Per i politici la sentenza è giusta: l’inefficienza non può essere pagata dai cittadini

da Il Sole 24 ore del 24.6.98

MILANO — La sentenza della Corte costituzionale è una nuova doccia fredda sugli uffici giudiziari. Questa volta nell’occhio del ciclone ci sono le Procure e i Tribunali della libertà che dovranno rispettare gli stretti termini — «perentori» ha detto la Consulta — nell’esame dei ricorsi contro i provvedimenti restrittivi della libertà, pena la decadenza delle misure.
«Siamo nei guai» dice Elena Paciotti, presidente dell’Associazione nazionale magistrati. «Il problema è sempre lo stesso — osserva —: tutte queste leggi e decisioni garantiste vanno benissimo, ma si devono avere i mezzi per attuarle». L’Anm, dopo le polemiche sulla legge Simeone-Saraceni, anche di fronte alla sentenza della Corte costituzionale sottolinea che si creeranno serie difficoltà: «Le istanze sulle misure cautelari — spiega la Paciotti — implicano spesso decisioni su questioni complesse e delicate che tuttavia il Tribunale si trova a dover affrontare in pochissimo tempo. Basti pensare ai procedimenti di criminalità orgnizzata in cui vengono emesse decine e decine di ordinanze». Putroppo, conclude la presidente dell’Anm, le leggi cambiano a gran velocità e non c’è il tempo di riorganizzare il sistema che già si deve far fronte a una nuova emergenza.
È preoccupato anche Paolo Giordano, procuratore aggiunto di Caltanissetta, ufficio in prima linea nella lotta alla mafia. Giordano non teme però scarcerazioni di massa quanto un’accentuazione del carattere sommario del giudizio sulla libertà. «Penso che la decisione dia un’interpretazione rigoristica dei termini — afferma — e così il procedimento che è concepito come sommario lo sarà sempre di più e diventerà più incompleto». È vero, aggiunge il magistrato, che nella prassi i Pm preparano gli atti da inviare al Tribunale della libertà contestualmente all’emissione delle misure, «ma i problemi ci saranno ugualmente per l’obbligo dei Pm e il diritto della difesa di presentare anche gli elementi favorevoli all’indagato».
Un altro magistrato, Bruno Giordano, Pretore a Torino, sottolinea che per i Tribunali della libertà, «già ingolfatissimi, sarà sempre più difficile rientrare nei tempi di legge». Soprattutto nel caso degli uffici “periferici”: dovranno rispettare i cinque giorni dal deposito dell’istanza facendo viaggiare (sia pure via fax) atti per migliaia di pagine verso il capoluogo del distretto.
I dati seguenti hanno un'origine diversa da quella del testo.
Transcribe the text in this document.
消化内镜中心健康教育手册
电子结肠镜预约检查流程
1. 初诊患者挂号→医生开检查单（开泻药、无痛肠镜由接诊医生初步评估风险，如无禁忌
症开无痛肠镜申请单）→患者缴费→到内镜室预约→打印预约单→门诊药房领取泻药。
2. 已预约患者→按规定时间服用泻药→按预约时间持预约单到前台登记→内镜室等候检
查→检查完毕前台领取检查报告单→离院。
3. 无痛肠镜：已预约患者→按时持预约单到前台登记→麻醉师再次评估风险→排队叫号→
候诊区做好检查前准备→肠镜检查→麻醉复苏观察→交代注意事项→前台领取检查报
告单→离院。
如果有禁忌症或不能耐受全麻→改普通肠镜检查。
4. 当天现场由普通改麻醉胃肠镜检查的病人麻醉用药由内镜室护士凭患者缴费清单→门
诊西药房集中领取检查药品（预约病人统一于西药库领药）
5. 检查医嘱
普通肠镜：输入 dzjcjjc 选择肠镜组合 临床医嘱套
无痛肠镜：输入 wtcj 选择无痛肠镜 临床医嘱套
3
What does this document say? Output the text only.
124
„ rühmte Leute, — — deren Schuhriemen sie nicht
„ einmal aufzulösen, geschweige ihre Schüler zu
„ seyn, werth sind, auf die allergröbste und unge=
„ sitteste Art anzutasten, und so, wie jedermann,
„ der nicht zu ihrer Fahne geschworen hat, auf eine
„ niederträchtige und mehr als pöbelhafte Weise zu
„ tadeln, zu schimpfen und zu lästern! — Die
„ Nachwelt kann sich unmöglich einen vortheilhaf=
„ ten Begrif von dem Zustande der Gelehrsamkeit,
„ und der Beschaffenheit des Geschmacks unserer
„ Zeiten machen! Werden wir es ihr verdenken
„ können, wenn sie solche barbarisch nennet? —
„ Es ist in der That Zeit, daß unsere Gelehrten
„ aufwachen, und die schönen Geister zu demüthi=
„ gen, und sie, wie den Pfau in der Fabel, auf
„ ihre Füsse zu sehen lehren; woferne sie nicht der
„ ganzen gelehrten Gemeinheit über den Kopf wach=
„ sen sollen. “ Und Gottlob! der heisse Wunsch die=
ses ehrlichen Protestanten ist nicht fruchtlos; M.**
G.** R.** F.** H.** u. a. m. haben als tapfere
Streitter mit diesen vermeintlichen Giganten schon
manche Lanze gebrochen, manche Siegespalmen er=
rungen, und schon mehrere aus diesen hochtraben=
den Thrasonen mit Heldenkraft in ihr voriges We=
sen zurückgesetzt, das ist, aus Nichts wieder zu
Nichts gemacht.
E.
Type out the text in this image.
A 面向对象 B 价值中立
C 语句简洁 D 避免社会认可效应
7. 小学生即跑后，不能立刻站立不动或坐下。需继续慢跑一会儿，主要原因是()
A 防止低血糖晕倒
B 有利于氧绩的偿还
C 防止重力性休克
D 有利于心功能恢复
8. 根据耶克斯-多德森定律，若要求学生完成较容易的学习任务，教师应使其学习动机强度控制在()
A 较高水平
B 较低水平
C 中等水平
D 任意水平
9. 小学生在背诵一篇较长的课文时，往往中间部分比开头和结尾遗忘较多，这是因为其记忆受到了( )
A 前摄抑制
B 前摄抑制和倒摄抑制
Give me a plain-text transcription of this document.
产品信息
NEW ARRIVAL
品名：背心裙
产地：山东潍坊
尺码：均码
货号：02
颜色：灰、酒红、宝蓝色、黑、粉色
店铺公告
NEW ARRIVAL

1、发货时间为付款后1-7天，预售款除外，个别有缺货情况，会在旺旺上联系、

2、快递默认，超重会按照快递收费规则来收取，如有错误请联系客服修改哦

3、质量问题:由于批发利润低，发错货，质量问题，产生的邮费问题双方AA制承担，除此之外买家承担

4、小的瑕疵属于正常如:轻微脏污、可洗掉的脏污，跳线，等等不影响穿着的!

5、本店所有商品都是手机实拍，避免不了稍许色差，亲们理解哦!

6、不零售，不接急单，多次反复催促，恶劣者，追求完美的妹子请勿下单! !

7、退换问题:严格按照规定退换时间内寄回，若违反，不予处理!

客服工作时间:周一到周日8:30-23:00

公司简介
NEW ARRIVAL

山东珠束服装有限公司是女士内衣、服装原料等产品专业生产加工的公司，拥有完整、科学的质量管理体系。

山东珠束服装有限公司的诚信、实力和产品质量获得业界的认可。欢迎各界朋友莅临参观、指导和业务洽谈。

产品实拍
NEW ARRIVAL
Cauto l’ex guardasigilli Giovanni Conso: «È un forte richiamo allo sveltimento delle procedure e all’utilizzazione dei mezzi di comunicazione più idonei allo scopo» però per giudicare l’impatto sugli uffici bisognerà aspettare: «Molto dipenderà dall’atteggiamento della Cassazione».
Ma il principio, difficoltà operative a parte, è giusto. Lo ammettono i magistrati, lo dichiarano ad alta voce i politici, dell’opposizione e della maggioranza. Gaetano Pecorella, l’avvocato ex presidente dei penalisti italiani ora eletto alla Camera per Forza Italia, se la prende con il ministero della Giustizia: «In materia di libertà — dice —l’interpretazione non può che essere restrittiva. Un difetto delle strutture giudiziarie non deve tradursi in un costo per il cittadino. Anche in questo caso, però, come per la Simeone-Saraceni, il ministero non poteva non sapere eppure non è stato previsto un potenziamento delle strutture». Il senatore Guido Calvi, avvocato diessino, picchia duro sulle sacche di inefficienza dell’apparato giudiziario. «È un problema di cui prima o poi ministero, Governo, Csm e tutti i magistrati dovranno farsi carico —afferma Calvi —. Accanto a giudici schiacciati dal lavoro e dalle responsabilità ce ne sono di inefficienti». Ma le vistose smagliature del sistema, per Calvi come per Pecorella, non possono essere fatte pagare al cittadino.